Comment by jasonlotito

5 days ago

Yeah. Crazy when the two most significant desktop OS's (Windows and MacOS) have native UIs where something has gone horribly wrong.

I can’t speak to windows since it’s been at least a decade since I have had to use it, but I really don’t understand the hate on the new Apple OSs. I haven’t found them to be a measurably different user experience than their respective prior versions. So when you say “horribly wrong” it makes me wonder exactly what you mean, specifically.

  • I didn't say that.

    From the parent:

    > if a OS manufacturer can’t be bothered to interact with their own UI libraries to build native UIs something has gone horribly wrong.

    • You certainly repeated it and didn’t dispute it. I ask again—What is horribly wrong where you agree enough to repeat the claim?

You can dislike the visual approach of modern macOS but on a framework level the UI ecosystem is generally very powerful and feature rich.

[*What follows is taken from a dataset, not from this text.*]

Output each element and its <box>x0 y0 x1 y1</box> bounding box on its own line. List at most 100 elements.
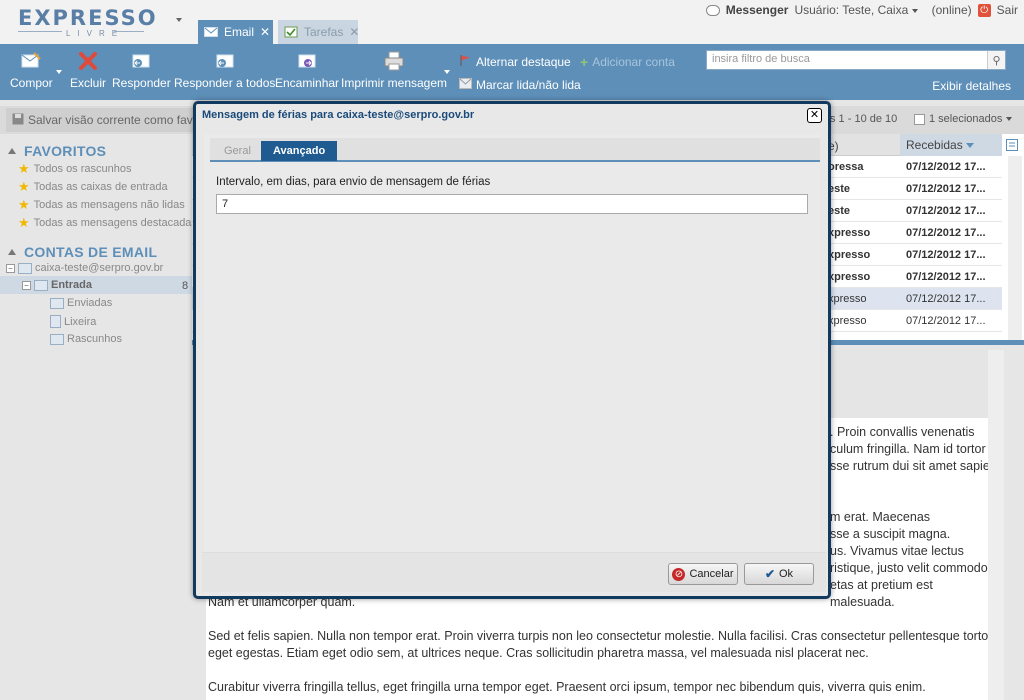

With SwiftUI you’ve been able to pick and choose where to integrate it over the years, it’s not like you had to go whole-hog.

  • Don't put words in my mouth. The parent said:

    > if a OS manufacturer can’t be bothered to interact with their own UI libraries to build native UIs something has gone horribly wrong.

    I was merely extrapolating their conditions and their words.

It's almost like the rush to ship new features year after year without ever pausing to fix and optimize things has taken its toll.

Both are absolutely fine. I don't get it.

I use both os daily and neither is remotely laggy, looks nice, supports all the hardware and software and I don't have to be surprised or spend hours downloading drivers to make it work.

  • macOS is fine on all officially supported machines. Windows 11 is fine on high-end machines, and sucks on everything else. I have to use Windows 11 for work unfortunately, an almost bare install with just the two programs we use added, no background stuff or other extra resource hogs, and it just. sucks. shit!